I fall through the earth to find myself in the thick of my storm. It is freshmen year. I am writing in a valley of flowers. Nothing compares to that bliss. I long for the sun caressing my chin, blinding my computer, and blushing my cheeks. The flowers tangle around my ankles as they reach for the sun.
Nature will give until it has none left. Even then, it will go along with its process to give more, only to be ungratefully depleted once more. Nothing refuels my energy quicker than spending time alone in the wilderness. Although my irrational fear of predators keeps me on edge, it’s a thrill that refreshes me from being worried about socializing, how I present myself, saying the right thing, acting the right way, studying studying studying, my insecurities, my never empty to-do list, being woman, being a student, not letting people down, balancing conflicting social demands, ill-health, politics, history, climate change, the future–it all stops. It’s left behind at the trailhead. The only belonging that makes its way onto the compressed path is a pen and paper. They greet each other, knowing what is to come. Nothing related to any of my worries, only fantasy’s about all good that is to come.

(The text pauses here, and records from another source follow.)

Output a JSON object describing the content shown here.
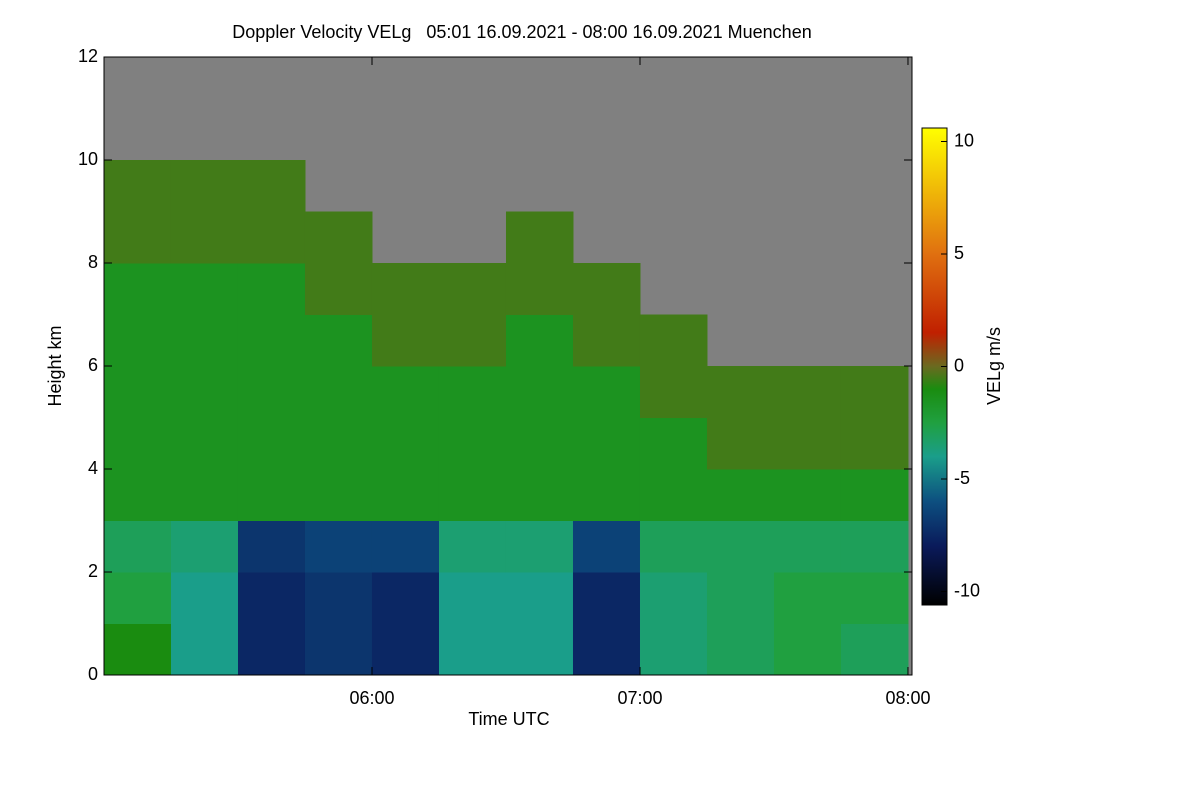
{
  "chart_data": {
    "type": "heatmap",
    "title": "Doppler Velocity VELg   05:01 16.09.2021 - 08:00 16.09.2021 Muenchen",
    "xlabel": "Time UTC",
    "ylabel": "Height km",
    "colorbar_label": "VELg m/s",
    "xlim": [
      5,
      8.015
    ],
    "ylim": [
      0,
      12
    ],
    "xticks": [
      {
        "value": 6,
        "label": "06:00"
      },
      {
        "value": 7,
        "label": "07:00"
      },
      {
        "value": 8,
        "label": "08:00"
      }
    ],
    "yticks": [
      0,
      2,
      4,
      6,
      8,
      10,
      12
    ],
    "x_edges": [
      5,
      5.25,
      5.5,
      5.75,
      6,
      6.25,
      6.5,
      6.75,
      7,
      7.25,
      7.5,
      7.75,
      8
    ],
    "y_edges": [
      0,
      1,
      2,
      3,
      4,
      5,
      6,
      7,
      8,
      9,
      10,
      11,
      12
    ],
    "z": [
      [
        -1,
        -4,
        -7.5,
        -7,
        -7.5,
        -4,
        -4,
        -7.5,
        -3.5,
        -3,
        -2.5,
        -3
      ],
      [
        -2.5,
        -4,
        -7.5,
        -7,
        -7.5,
        -4,
        -4,
        -7.5,
        -3.5,
        -3,
        -2.5,
        -2.5
      ],
      [
        -3,
        -3.5,
        -7,
        -6.5,
        -6.5,
        -3.5,
        -3.5,
        -6.5,
        -3,
        -3,
        -3,
        -3
      ],
      [
        -1.5,
        -1.5,
        -1.5,
        -1.5,
        -1.5,
        -1.5,
        -1.5,
        -1.5,
        -1.5,
        -1.5,
        -1.5,
        -1.5
      ],
      [
        -1.5,
        -1.5,
        -1.5,
        -1.5,
        -1.5,
        -1.5,
        -1.5,
        -1.5,
        -1.5,
        -0.5,
        -0.5,
        -0.5
      ],
      [
        -1.5,
        -1.5,
        -1.5,
        -1.5,
        -1.5,
        -1.5,
        -1.5,
        -1.5,
        -0.5,
        -0.5,
        -0.5,
        -0.5
      ],
      [
        -1.5,
        -1.5,
        -1.5,
        -1.5,
        -0.5,
        -0.5,
        -1.5,
        -0.5,
        -0.5,
        null,
        null,
        null
      ],
      [
        -1.5,
        -1.5,
        -1.5,
        -0.5,
        -0.5,
        -0.5,
        -0.5,
        -0.5,
        null,
        null,
        null,
        null
      ],
      [
        -0.5,
        -0.5,
        -0.5,
        -0.5,
        null,
        null,
        -0.5,
        null,
        null,
        null,
        null,
        null
      ],
      [
        -0.5,
        -0.5,
        -0.5,
        null,
        null,
        null,
        null,
        null,
        null,
        null,
        null,
        null
      ],
      [
        null,
        null,
        null,
        null,
        null,
        null,
        null,
        null,
        null,
        null,
        null,
        null
      ],
      [
        null,
        null,
        null,
        null,
        null,
        null,
        null,
        null,
        null,
        null,
        null,
        null
      ]
    ],
    "nodata_color": "#808080",
    "colorbar_lim": [
      -10.6,
      10.6
    ],
    "colorbar_ticks": [
      -10,
      -5,
      0,
      5,
      10
    ],
    "colorscale": [
      {
        "value": -10.6,
        "color": "#000000"
      },
      {
        "value": -8,
        "color": "#0a1a5a"
      },
      {
        "value": -6,
        "color": "#0d4f80"
      },
      {
        "value": -4,
        "color": "#1a9e8a"
      },
      {
        "value": -2.5,
        "color": "#20a040"
      },
      {
        "value": -1,
        "color": "#1a8c10"
      },
      {
        "value": 0,
        "color": "#6a6a20"
      },
      {
        "value": 1.5,
        "color": "#c02000"
      },
      {
        "value": 5,
        "color": "#e07010"
      },
      {
        "value": 10.6,
        "color": "#ffff00"
      }
    ]
  }
}
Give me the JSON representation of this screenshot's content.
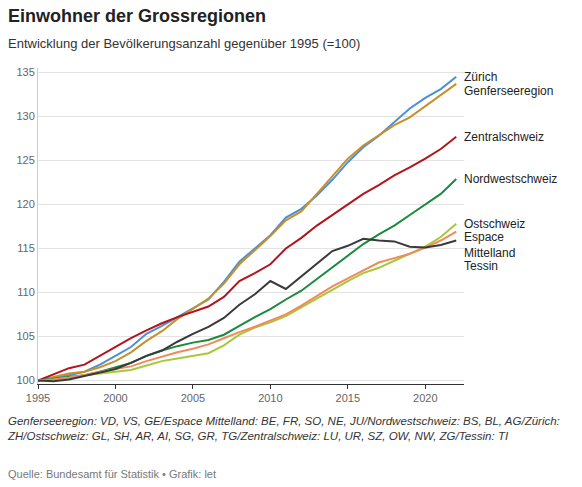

Writing is cathartic. It is fun. It makes me whole. During the 2020 quarantine, I put down my pen and paper and instantly felt lost; I didn’t know where I was going; the world around me imploded in my head. My pen and paper have always been there in the times of my deepest needs. It has been there to nurture me, empower me, get funky with me, and express me. Writing was there for me before I even knew how to read–Literally. I learned how to write four years before I knew how to read properly. Dyslexia comes in all shapes and sizes. It’s comical because I couldn’t even read what I had written. I just knew it was there. Writing has always been there.
Writing doesn’t need to be perfect. I once asked a Latin teacher why the Latin language died. The reason: because it got fixed. It got locked into a box, never to be altered again, just looked at and pondered. Writing is not fixed. It is complex, weird blobs on a page that make us hallucinate, and it is beautiful.